At first, it wasn’t So Bad
Hi, I'm Leah. I was born in Frankfurt am Main, so I speak German, not just French (taught in our Polish gymnasium), because when Tolik, my little brother, was born, our family moved to Łódź. My dad, a jeweller, owns a small jewellery shop.
A family as any other. If you asked me about Aaron, my older brother, I would first say that he is in love with Eliza, the bookshop girl, and only then would I add that he is a Yeshiva student, for you could see him much more often by the bookshop window than at his desk.
My little brother Tolik is only four, always clutching at Mom’s skirt or sitting in Grandma’s bed, happily listening to fairy tales.
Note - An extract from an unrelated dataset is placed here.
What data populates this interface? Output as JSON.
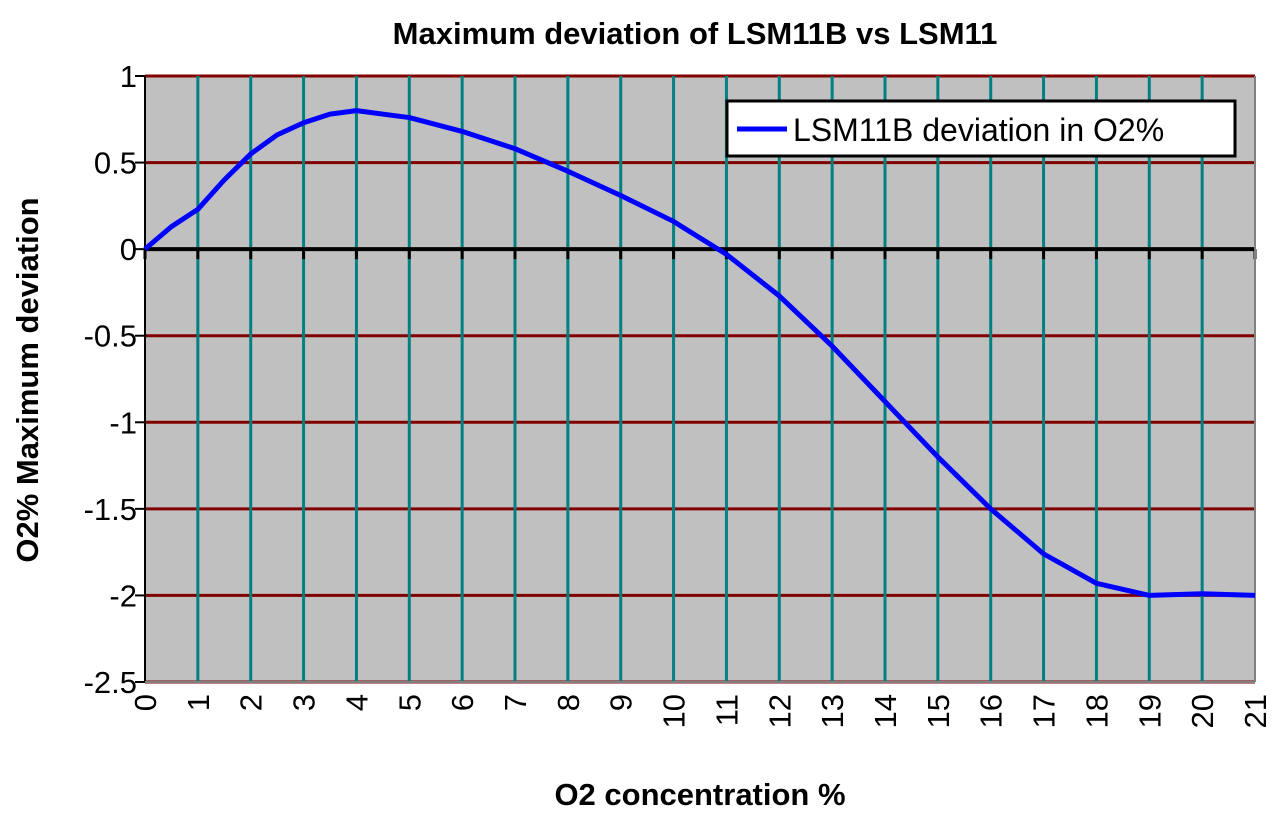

My mother - who is a beauty even with Tolik clinging to her skirt - always smiles, and if you see her biting her lip, you can be sure that a storm is approaching and whoever gets caught in it won’t meet a lucky end.
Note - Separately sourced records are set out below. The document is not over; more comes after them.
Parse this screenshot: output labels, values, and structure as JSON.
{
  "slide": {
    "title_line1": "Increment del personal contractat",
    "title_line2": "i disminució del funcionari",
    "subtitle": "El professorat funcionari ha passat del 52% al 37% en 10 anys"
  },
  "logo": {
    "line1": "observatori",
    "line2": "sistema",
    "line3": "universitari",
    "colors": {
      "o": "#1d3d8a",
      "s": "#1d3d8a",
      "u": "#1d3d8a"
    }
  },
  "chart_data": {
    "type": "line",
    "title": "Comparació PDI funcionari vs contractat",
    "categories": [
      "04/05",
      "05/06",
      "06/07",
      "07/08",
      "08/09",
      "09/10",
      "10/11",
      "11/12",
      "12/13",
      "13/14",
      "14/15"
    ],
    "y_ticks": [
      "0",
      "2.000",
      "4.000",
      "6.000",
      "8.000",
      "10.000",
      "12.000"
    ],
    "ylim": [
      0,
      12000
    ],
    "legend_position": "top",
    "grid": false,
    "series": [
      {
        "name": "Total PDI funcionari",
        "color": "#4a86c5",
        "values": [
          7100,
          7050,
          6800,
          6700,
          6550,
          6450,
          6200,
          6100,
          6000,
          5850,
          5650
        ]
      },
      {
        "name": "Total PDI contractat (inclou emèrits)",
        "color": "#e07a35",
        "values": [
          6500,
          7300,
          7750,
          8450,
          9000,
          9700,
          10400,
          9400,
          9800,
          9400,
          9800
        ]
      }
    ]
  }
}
Dad knows best how to calm Mom’s storms, I think that’s what dads are for - to make moms smile.
A week ago, the storm accumulated gradually. The icemen were late to bring ice for the perishable products stored in the ice terrace, so the butter melted, the raw meat got a little greenish, and Dad’s beer "turned into nothing" - at least that’s what Mom told Dad, biting her lip again and again.
Now Mom can smile again as a bunch of strongmen brought a large box into the kitchen from which they unpacked the white metal Kelvinator - that’s the name of this icebox. When the Kelvinator is connected to electricity, it’s difficult to talk in the kitchen, because its engine rumbles like a motorcycle, the box itself shakes and sways from side to side. Anyway, from now on Dad always has some cold beer, Mom buys half a kilo of butter and we kids get ice cream. To get ice cream, you no longer have to go to the ice cream parlor in the downtown, just think about it.
And then something bad happens that makes us avoid the downtown ice cream parlor - and the downtown - altogether. Last week, on my way back from school, I was stopped by several boys screaming,
“you disgusting Jew, you stink and pollute our air, what are you doing here among normal people, get out of our city, go to your own country"
- I was so scared, I started to run, one of them pulled my leg, I fell and skinned my knee. When I came home limping, I cried and asked Mom - why, why did they do this to me, what country were they screaming about?
Dad, who started sitting at the radio longer and longer, finally turned it off and said to Mom, his lips a grayish tint: let's go, darling, let's move to America, I have acquaintances there. They say they would help to rent a jewellery shop on a very good street, our kids are good at languages, they adapt quickly, I would enroll them in the best schools, let’s go, sweetheart, I beg you.